Interactive jobs give you a shell on a compute node so you can run commands directly (e.g. testing software, compiling, short experiments). Use them responsibly and always clean up when you are done.

  1. Login to the login node.

    ssh <username>@hypatia.st-andrews.ac.uk

     

  2. Start a shell on the allocated compute node.

    srun --pty --x11 -p <partition> -n <number of cores> bash

    See "man srun" for all available options. Your prompt should now reflect the compute node hostname.

  3. Run your commands on the compute node.

  4. When you are finished, exit the compute-node shell. 

    exit

Don't hog resources unless you need them. Your requested cores will remain unavailable to others until you exit your interactive shell.

Important: Avoid running heavy workloads on the login node. Always use an interactive job or a batch job for compute-intensive work. You can use any partition (not just "interactive") for interactive jobs, as long as there are resources available in that partition.

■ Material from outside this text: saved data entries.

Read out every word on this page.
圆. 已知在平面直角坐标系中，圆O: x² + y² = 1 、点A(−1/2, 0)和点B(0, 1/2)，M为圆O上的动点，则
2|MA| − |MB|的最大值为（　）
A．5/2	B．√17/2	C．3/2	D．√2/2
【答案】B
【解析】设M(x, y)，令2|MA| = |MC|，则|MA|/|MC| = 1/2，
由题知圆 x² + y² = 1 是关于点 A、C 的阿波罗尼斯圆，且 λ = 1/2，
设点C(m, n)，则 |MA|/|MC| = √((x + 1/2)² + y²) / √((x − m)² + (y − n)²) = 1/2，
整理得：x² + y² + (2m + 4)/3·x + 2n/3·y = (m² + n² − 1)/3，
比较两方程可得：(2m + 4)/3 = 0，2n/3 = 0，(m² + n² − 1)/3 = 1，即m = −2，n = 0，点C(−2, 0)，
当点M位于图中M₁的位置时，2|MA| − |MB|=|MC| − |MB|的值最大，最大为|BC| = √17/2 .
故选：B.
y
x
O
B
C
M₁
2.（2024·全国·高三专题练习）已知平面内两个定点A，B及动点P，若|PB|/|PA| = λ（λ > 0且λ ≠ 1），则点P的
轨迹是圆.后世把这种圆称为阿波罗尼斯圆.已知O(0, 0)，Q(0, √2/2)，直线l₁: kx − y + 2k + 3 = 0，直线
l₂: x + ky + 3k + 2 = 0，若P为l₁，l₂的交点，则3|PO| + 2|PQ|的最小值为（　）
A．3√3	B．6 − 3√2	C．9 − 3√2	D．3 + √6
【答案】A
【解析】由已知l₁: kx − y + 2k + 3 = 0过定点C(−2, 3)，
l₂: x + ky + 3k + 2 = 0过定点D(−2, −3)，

Using Jupyter Notebooks from your desktop browser

  1. Login to the login node.

    ssh <username>@hypatia.st-andrews.ac.uk
  2. Create an interactive job (see above).

    salloc --partition=interactive --ntasks=1 --cpus-per-task=N
  3. Run a bash shell on the compute node.

    srun --pty bash
  4. Create a python virtual environment.

    python3 -m venv env
  5. Install Jupyter.

    pip3 install jupyter
  6. Run a Jupyter Lab server on the compute node.

    jupyter lab --no-browser --ip=127.0.0.1
  7. Copy the URL that Jupyter outputs at the end of its output, something like:

    http://127.0.0.1:8888/lab?token=206c7fc5b387a370422eceea1d79a023a90641dcb37ef607

    Paste it into a notepad (somewhere you can access in a moment).

  8. Open a new terminal on your local machine and enter:

    ssh -N -L 8888:localhost:8888 -J username@hypatia.st-andrews.ac.uk username@compute090

    Enter any passwords when prompted. You should now be able to use the link you copied by pasting it into your local browser.

Note: At the end of the session you must close your Jupyter server and then cancel your interactive job. First find the job number:

squeue -u $USER

Then cancel the job:

scancel <job_id>